Prove if $p + \sqrt{2} \cdot q = 0$, then $p = q = 0$

Hint: use that $ \sqrt{2}$ is irrational

Logically, if $p + \sqrt{2} . q = 0$ this implies $ \sqrt{2} = \frac{-p}{q}$ which is not possible as $ \sqrt{2}$ is irrational. How do I write this as a proof though?

Answer 1

To me it basically looks like an OK proof (given that you're allowed to actually use that $\sqrt2$ is irrational). What you're using is that $-p$ is rational and dividing two rationals you get a rational number so $-p/q$ is rational.

Perhaps you should be more clear that $p$ and $q$ are rational numbers and especially require that $q\ne 0$ since that's required for $-p/q$ to be defined (on the other hand if $q=0$ the equation would reduce to $p=0$).

I assume that the set $K$ is part of the question and note that $K$ is never used. I think that the question is badly formulated partly for this reason, but also the fact that the requirement for $p$ and $q$ to be rational doesn't follow from an unused set definition (the $p$ and $q$ in the definition of $K$ are bound variables - which means they don't have scope outside the set comprehension).

If you're not allowed to use that $\sqrt2$ is irrational you fix that by just include that as a lemma along with the proof of that.

Answer 2

Assuming $pq\neq 0$, suppose $\frac pq$ in it's simplest form can be written as $\frac ab$ i.e. $\gcd(a,b)=1$. Now we have $$\frac ab =-\sqrt 2$$

Squaring both the sides $$ \frac {a^2}{b^2}=2 \implies a^2=2b^2$$

Since RHS is even, LHS must also be even, implying $a=2n$, thus we get $4n^2=2b^2 \implies 2n^2=b^2$. Now, again using the same argument, we've $b=2m$. But this contradicts our initial assumption that $a$ and $b$ are coprime.
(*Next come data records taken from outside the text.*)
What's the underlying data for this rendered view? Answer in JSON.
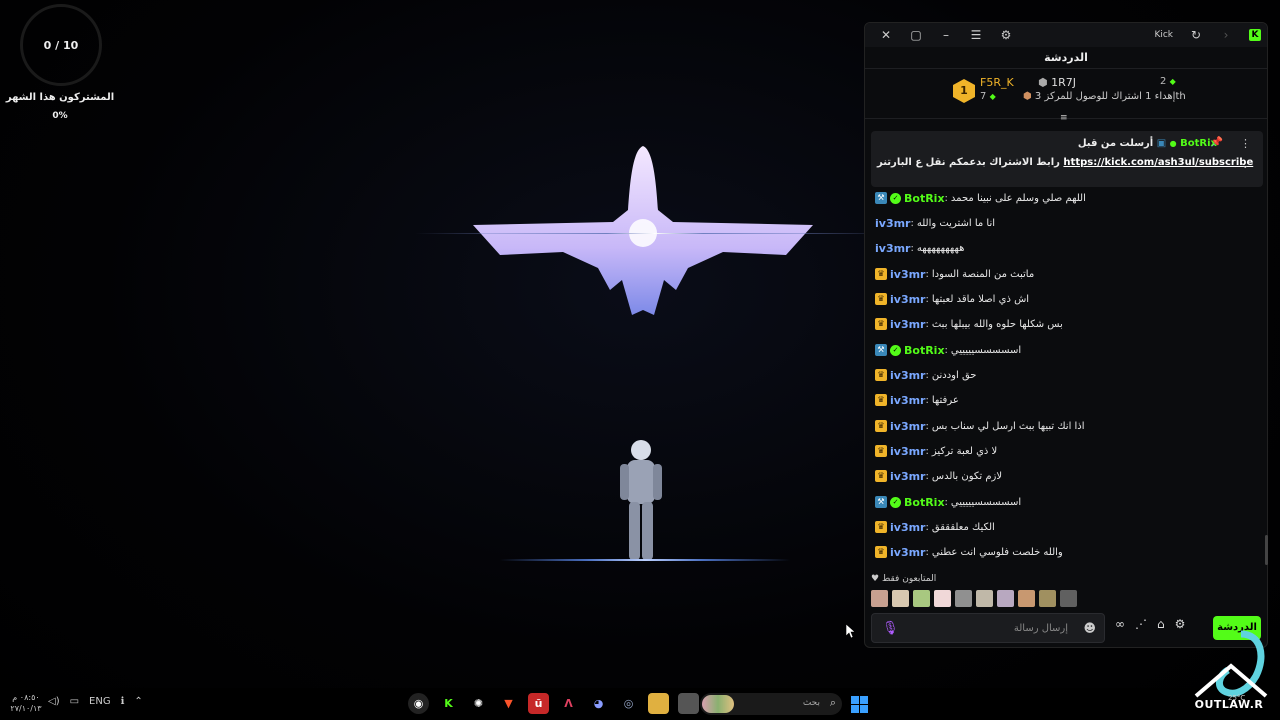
{
  "overlay": {
    "sub_goal": "0 / 10",
    "sub_title": "المشتركون هذا الشهر",
    "sub_pct": "0%"
  },
  "chat_window": {
    "kick_label": "Kick",
    "heading": "الدردشة",
    "leaderboard": {
      "rank": "1",
      "first_name": "F5R_K",
      "first_count": "7",
      "second_name": "1R7J",
      "second_count": "2",
      "gift_prefix": "3",
      "gift_text": "إهداء 1 اشتراك للوصول للمركز",
      "gift_suffix": "th"
    },
    "pinned": {
      "header": "أرسلت من قبل",
      "bot": "BotRix",
      "text": "رابط الاشتراك بدعمكم نقل ع البارتنر",
      "link": "https://kick.com/ash3ul/subscribe"
    },
    "messages": [
      {
        "badge": "bot",
        "verified": true,
        "user": "BotRix",
        "text": "اللهم صلي وسلم على نبينا محمد"
      },
      {
        "badge": "none",
        "verified": false,
        "user": "iv3mr",
        "text": "انا ما اشتريت والله"
      },
      {
        "badge": "none",
        "verified": false,
        "user": "iv3mr",
        "text": "هههههههههه"
      },
      {
        "badge": "sub",
        "verified": false,
        "user": "iv3mr",
        "text": "ماتبث من المنصة السودا"
      },
      {
        "badge": "sub",
        "verified": false,
        "user": "iv3mr",
        "text": "اش ذي اصلا ماقد لعبتها"
      },
      {
        "badge": "sub",
        "verified": false,
        "user": "iv3mr",
        "text": "بس شكلها حلوه والله بيبلها ببث"
      },
      {
        "badge": "bot",
        "verified": true,
        "user": "BotRix",
        "text": "اسسسسسيييييي"
      },
      {
        "badge": "sub",
        "verified": false,
        "user": "iv3mr",
        "text": "حق اوددنن"
      },
      {
        "badge": "sub",
        "verified": false,
        "user": "iv3mr",
        "text": "عرفتها"
      },
      {
        "badge": "sub",
        "verified": false,
        "user": "iv3mr",
        "text": "اذا انك تبيها ببث ارسل لي سناب بس"
      },
      {
        "badge": "sub",
        "verified": false,
        "user": "iv3mr",
        "text": "لا ذي لعبة تركيز"
      },
      {
        "badge": "sub",
        "verified": false,
        "user": "iv3mr",
        "text": "لازم تكون بالدس"
      },
      {
        "badge": "bot",
        "verified": true,
        "user": "BotRix",
        "text": "اسسسسسيييييي"
      },
      {
        "badge": "sub",
        "verified": false,
        "user": "iv3mr",
        "text": "الكيك معلقققق"
      },
      {
        "badge": "sub",
        "verified": false,
        "user": "iv3mr",
        "text": "والله خلصت فلوسي انت عطني"
      }
    ],
    "followers_only": "المتابعون فقط",
    "input_placeholder": "إرسال رسالة",
    "send_label": "الدردشة"
  },
  "taskbar": {
    "time": "٠٨:٥٠ م",
    "date": "٢٧/١٠/١٣",
    "lang": "ENG",
    "search_label": "بحث"
  },
  "watermark": {
    "text": "OUTLAW.R",
    "temp": "25°C"
  },
  "colors": {
    "kick_green": "#53fc18",
    "viewer_blue": "#7aa8ff",
    "sub_gold": "#f0b429"
  }
}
Hence $a=b=0 \implies p=q=0$

Answer 3

The formulation of your post seems rather weak and unclear to me.

1.) You define a set $A$ but then there is no reference to this definition. So why do you define it?

2.) When you define $A$ you say "let addition and multiplication be defined on $\Bbb R$". What should this mean?
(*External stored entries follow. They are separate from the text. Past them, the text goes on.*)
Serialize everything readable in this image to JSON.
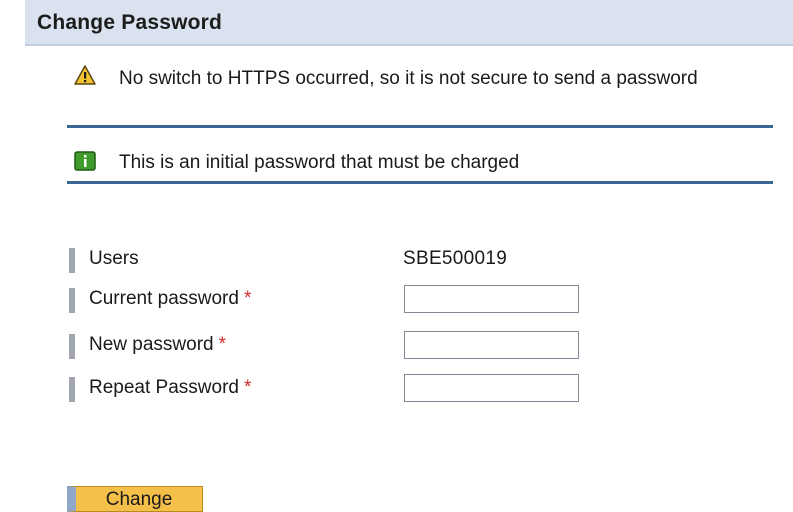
{
  "header": {
    "title": "Change Password"
  },
  "messages": {
    "warning": {
      "icon": "warning-triangle-icon",
      "text": "No switch to HTTPS occurred, so it is not secure to send a password"
    },
    "info": {
      "icon": "info-icon",
      "text": "This is an initial password that must be charged"
    }
  },
  "form": {
    "users_label": "Users",
    "users_value": "SBE500019",
    "current_password_label": "Current password",
    "new_password_label": "New password",
    "repeat_password_label": "Repeat Password",
    "required_marker": "*",
    "current_password_value": "",
    "new_password_value": "",
    "repeat_password_value": ""
  },
  "actions": {
    "change_label": "Change"
  },
  "colors": {
    "title_bar": "#d9e2ee",
    "separator": "#3b6693",
    "required": "#d12b2b",
    "button": "#f5c04a",
    "button_accent": "#8fa7c9",
    "warning_icon": "#f2c230",
    "info_icon": "#3f9b2c"
  }
}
3.) "Prove if $p + \sqrt{2} \cdot q = 0$, then $p = q = 0$". You tell us nothing about $p$ and $q$. If they are real numbers than your statement is wrong. If they are rational numbers your statement is true.

4.) In the meantime you changed $A$ to $K$ and the definition of $K$ uses variables $p$ and $q$. But this does not change anything, because $p$ and $q$ are bounded variables in this definitions and have no meaning outside of this definition

5.) "Logically...": what means logically here ?

6.) So why is this not possible because $\sqrt 2$ is irrational. More details here! The case $q=0$ must be handled, too.